Early Arab and Persian documents report that Andaman islands were inhabited by cannibals – an exaggeration probably originating from the ferocity of attacks with which these travelers were greeted. Later Indian and European explorers steered clear off these islands to avoid the hostile inhabitants.

And this is why the Andaman Islanders remained relatively distinct ethnographically down to the early modern period. The Negrito people of Malaysia and the Philippines no longer speak their ancestral languages, while the Andamanese did until recently.

This incident reminds me of a dark passage from Jared Diamond’s The Third Chimpanzee. Contrary to the optimism of Carl Sagan, Diamond asserted that if there were aliens out there, we should work very hard not to have them know we exist. His reasoning was that less culturally advanced peoples never had a good interaction more culturally advanced people.

The people of the Andaman Islands are not genetic fossils

So this is in the news, Police: American adventurer John Allen Chau killed by isolated Sentinelese tribe on Indian island. There is some talk about whether the guy was a Christian missionary or not, but that’s not really too relevant. Whether he believes in evolution or not (he was a graduate of a very conservative Christian college), he definitely won a Darwin award before he expired.

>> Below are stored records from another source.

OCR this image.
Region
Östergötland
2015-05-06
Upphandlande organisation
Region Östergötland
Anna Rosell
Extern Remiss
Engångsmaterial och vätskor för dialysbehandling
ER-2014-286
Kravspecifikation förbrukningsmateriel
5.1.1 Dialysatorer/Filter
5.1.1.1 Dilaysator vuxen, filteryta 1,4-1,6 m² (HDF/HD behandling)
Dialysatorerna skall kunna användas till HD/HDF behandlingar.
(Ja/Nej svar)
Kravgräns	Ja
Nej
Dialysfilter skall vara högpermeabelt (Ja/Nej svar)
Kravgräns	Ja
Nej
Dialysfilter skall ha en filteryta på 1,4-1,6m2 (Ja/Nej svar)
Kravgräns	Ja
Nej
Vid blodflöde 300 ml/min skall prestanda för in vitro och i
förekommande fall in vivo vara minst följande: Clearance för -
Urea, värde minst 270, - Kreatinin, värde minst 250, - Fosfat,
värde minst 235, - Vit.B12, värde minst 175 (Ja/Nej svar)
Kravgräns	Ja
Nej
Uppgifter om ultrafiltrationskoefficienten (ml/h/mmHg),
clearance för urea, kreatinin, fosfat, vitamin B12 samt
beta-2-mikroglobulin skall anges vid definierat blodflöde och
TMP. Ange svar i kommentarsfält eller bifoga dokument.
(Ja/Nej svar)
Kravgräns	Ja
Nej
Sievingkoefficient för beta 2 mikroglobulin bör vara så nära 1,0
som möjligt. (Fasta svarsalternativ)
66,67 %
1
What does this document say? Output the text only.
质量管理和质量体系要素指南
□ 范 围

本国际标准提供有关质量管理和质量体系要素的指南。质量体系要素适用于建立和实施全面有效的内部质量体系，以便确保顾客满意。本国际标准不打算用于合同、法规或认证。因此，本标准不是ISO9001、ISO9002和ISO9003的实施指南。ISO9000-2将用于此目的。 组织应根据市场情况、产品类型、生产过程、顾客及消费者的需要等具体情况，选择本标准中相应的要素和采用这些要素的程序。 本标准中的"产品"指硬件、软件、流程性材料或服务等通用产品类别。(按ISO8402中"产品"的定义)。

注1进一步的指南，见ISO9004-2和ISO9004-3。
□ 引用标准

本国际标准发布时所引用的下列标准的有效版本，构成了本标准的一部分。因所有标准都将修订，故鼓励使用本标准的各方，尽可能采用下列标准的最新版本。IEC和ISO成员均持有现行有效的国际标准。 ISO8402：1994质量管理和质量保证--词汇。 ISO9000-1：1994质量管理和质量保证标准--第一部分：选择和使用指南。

North Sentinel is totally isolated, and the people who live there, the Sentinelese, are out of contact with the rest of the world. They are hostile to the outside world. And this is probably why the Sentinelese are still around, as the outside world does not have a good track record with hunter-gatherers. The Andamanese as a whole had a reputation for being very hostile to outsiders, as traders knew not to stop too long for water.

Because the Sentinelese are back in the news, lots of stuff is being said about them in terms of their ancestry.

First, they are not that genetically unique. A recent paper on the genetics of Southeast Asia using ancient samples makes their affinities clear.  The Onge, an Andamanese tribe, are positioned close to the two ancient samples from Laos and Malaysia. They emerge out of the same milieu as Paleolithic Southeast Asians (whose  Hoabinhian culture persisted deep into the Holocene).

The Andamanese themselves are probably from mainland Southeast Asia. The gap between the islands and the mainland was smaller ~20,000 years ago when the sea levels were lower. They could have come up from the south or the north.

Second, they are not the most “ancient” people. That doesn’t make any sense. We are all people who are equally ancient. We all descend by and large outside of Africa from a migratory wave that expanded ~60,000 years ago. Andamanese, Chinese, and Europeans. What is “ancient” about them is that they are hunter-gatherers who have continued to practice that mode of production down to the present. But that’s a matter of culture and not genetics.

Third, in alignment with the above two points, they are not uniquely and distinctly isolated from all other human populations. They are not descendants of an early wave out of Africa preserved on these islands. They are not distinct from all other non-Africans. Rather, they seem to be closer to the peoples of Oceania, Papuans, and Australian Aboriginals, than Northeast Asians. And closer to Northeast Asians than they are to West Eurasians. The latest evidence is that the Andamanese were part of a broader diversification of lineages ~40-50,000 years ago to the east of India that gave rise to the peoples of the western Pacific Rim. Within this broader set of groups, some form a distinct clade that is not with Northeast Asians (often these are like “Australasian”).

Finally, the census size for the Sentinelese is in the range of 100 individuals. This seems on the edge of viability over the long term.